Rumlar doğal gazı kendi arka bahçelerinde olması nedeni ile tamamen kendi kontrol ve egemenliklerinde olduğu iddiasındadır. 1958 ve 1960 Deniz Hukuku Konferansının altında imzası olan Türkiye’nin Doğu Akdeniz’deki Münhasır Ekonomik Bölgesi (MEB), Mısır kıyıları ile Antalya kıyılarının orta noktasından geçen doğrunun kuzeyidir. 1982 II. Dünya Deniz Hukuku Konferansı altında imzası olmadığı için, II. Deniz Hukukunda belirtilen yerler halen Türkiye’nin MEB’dir. III. Deniz Hukuku Konferansında adaların MEB’leri olduğu kabul edilmesinden Kıbrıs Rum Yönetimi, Mısır sahilleri ile Kıbrıs sahilleri arasındaki bölgenin kendilerinin olduğu iddiası ile Doğal Gaz aramalarını devam ettirmektedir. Türkiye, II. Deniz Hukuku çerçevesinde Kıbrıs’ın güneyindeki sular üzerinde var olan iddialarını devam ettirirse, doğal gazın çıkarılması ertelenecektir.
KIBRISLI TÜRKLERİN KIRMIZIM ÇİZGİSİ YERİNE GETİRİLİRSE ÇÖZÜM OLUR
-Kalıcı ve adil bir çözüm için olması gereken nedir?
Kıbrıslı Türklerin kırmızım çizgisi olan “Türkiye’nin Garantisi, Türkiye’nin askerinin adada kalması” ve “Kurulacak yeni devlette eşit siyasi haklara” sahip olması yerine getirilirse çözüm olabilir.

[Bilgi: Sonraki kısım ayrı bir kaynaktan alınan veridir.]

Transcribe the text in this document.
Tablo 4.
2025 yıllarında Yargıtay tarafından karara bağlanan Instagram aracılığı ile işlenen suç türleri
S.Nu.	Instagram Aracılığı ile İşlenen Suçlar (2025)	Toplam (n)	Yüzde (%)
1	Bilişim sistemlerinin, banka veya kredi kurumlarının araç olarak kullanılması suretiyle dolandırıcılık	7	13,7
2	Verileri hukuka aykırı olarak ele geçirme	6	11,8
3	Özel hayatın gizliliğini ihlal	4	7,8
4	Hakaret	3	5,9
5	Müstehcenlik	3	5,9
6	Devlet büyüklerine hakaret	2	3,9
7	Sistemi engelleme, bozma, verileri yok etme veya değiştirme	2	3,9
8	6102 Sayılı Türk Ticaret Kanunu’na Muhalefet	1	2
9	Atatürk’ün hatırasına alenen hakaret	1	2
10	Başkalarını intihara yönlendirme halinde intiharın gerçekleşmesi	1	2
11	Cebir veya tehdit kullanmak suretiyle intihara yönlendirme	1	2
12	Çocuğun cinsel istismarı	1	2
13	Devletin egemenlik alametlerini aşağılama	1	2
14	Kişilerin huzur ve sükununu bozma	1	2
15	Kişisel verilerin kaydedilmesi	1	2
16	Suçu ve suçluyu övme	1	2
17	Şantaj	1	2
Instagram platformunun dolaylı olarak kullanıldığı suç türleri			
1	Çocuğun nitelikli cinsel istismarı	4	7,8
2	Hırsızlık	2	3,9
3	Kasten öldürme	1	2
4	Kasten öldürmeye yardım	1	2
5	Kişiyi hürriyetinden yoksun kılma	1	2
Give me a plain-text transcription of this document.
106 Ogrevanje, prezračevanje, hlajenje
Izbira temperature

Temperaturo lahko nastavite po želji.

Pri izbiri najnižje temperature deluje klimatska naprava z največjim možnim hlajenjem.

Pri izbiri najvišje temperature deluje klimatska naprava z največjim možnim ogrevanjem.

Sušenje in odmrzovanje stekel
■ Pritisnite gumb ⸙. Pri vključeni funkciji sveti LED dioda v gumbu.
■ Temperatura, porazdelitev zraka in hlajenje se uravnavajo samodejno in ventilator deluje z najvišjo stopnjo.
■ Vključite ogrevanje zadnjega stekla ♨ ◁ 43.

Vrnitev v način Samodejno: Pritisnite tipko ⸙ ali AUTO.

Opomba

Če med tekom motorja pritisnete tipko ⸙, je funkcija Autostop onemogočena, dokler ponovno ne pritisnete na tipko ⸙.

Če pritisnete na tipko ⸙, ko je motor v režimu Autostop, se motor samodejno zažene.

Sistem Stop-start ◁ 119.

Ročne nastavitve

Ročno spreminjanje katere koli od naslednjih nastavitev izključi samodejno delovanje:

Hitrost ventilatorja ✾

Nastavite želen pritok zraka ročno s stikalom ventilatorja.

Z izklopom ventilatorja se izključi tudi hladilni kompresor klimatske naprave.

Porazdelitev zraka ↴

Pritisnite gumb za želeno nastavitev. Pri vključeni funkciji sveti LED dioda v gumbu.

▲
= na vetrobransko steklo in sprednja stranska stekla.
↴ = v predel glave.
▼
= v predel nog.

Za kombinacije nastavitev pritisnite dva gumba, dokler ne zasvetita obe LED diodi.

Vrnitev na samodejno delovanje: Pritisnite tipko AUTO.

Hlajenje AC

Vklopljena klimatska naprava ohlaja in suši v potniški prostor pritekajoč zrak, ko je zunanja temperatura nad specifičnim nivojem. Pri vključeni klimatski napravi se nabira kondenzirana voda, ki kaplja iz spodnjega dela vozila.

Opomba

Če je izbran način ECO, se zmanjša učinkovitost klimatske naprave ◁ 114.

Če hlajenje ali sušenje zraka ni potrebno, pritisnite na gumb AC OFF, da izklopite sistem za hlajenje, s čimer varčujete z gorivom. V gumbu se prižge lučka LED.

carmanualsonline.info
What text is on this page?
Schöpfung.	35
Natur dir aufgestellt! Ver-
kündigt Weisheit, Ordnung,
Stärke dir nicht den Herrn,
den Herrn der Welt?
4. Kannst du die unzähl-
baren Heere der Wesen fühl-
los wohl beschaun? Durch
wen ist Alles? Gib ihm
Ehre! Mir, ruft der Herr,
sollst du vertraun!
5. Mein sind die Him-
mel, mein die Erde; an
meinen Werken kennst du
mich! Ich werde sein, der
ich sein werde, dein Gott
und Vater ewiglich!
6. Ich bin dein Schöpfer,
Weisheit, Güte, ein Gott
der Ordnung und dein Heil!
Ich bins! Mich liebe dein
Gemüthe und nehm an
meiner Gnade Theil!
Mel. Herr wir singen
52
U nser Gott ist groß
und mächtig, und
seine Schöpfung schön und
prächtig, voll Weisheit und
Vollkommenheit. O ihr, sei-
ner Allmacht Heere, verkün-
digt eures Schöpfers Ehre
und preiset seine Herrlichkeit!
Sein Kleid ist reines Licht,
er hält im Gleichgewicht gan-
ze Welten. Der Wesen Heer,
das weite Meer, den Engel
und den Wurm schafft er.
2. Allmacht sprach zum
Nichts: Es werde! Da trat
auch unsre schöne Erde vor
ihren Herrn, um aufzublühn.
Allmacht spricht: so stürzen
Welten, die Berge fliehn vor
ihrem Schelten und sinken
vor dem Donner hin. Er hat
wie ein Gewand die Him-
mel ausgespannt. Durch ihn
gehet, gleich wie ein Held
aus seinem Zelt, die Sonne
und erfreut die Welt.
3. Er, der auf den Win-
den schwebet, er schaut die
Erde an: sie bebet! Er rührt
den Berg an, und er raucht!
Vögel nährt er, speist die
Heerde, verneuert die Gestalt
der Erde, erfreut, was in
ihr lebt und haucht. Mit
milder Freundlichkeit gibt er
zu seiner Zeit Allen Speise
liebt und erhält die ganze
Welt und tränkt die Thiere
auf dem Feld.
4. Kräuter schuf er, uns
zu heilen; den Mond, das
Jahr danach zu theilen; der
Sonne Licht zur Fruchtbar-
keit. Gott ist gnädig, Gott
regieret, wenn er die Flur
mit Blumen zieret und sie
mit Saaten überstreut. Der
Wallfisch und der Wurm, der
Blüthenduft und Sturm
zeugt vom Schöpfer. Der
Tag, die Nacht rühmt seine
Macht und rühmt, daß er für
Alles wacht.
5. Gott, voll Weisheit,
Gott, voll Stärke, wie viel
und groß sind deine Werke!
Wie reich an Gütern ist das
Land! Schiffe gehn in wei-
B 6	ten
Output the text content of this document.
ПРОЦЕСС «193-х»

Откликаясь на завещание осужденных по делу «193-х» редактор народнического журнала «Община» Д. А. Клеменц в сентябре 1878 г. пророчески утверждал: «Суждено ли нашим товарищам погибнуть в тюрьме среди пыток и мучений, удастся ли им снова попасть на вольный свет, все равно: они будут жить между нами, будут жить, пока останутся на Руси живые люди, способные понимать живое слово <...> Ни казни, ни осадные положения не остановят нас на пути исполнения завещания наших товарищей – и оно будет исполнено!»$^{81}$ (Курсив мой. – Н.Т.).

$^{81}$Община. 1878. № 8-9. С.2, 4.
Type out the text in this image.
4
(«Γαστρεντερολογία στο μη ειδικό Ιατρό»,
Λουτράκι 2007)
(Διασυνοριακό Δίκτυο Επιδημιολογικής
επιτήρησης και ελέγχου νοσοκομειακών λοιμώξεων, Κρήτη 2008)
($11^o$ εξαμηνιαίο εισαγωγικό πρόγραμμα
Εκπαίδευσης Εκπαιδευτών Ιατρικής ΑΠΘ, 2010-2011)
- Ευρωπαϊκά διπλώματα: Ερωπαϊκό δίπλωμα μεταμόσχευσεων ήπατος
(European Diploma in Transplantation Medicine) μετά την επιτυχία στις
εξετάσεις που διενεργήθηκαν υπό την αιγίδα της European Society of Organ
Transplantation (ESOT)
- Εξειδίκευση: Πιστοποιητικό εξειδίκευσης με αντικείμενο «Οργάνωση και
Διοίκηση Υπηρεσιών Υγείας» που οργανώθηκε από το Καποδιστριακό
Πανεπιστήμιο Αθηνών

Buna karşın; çözüm için Rumların talebi de “Adadan Türk askerinin gitmesi, garantilerin kaldırılması ve Güvenlik anlaşmasının iptal edilmesine ilaveten Kıbrıslı Türklerin azınlık statüsünde mevcut devlete katılmasıdır.
Bu gerekçelerden dolayı Kıbrıs adasında çözüm olması olanaksızdır.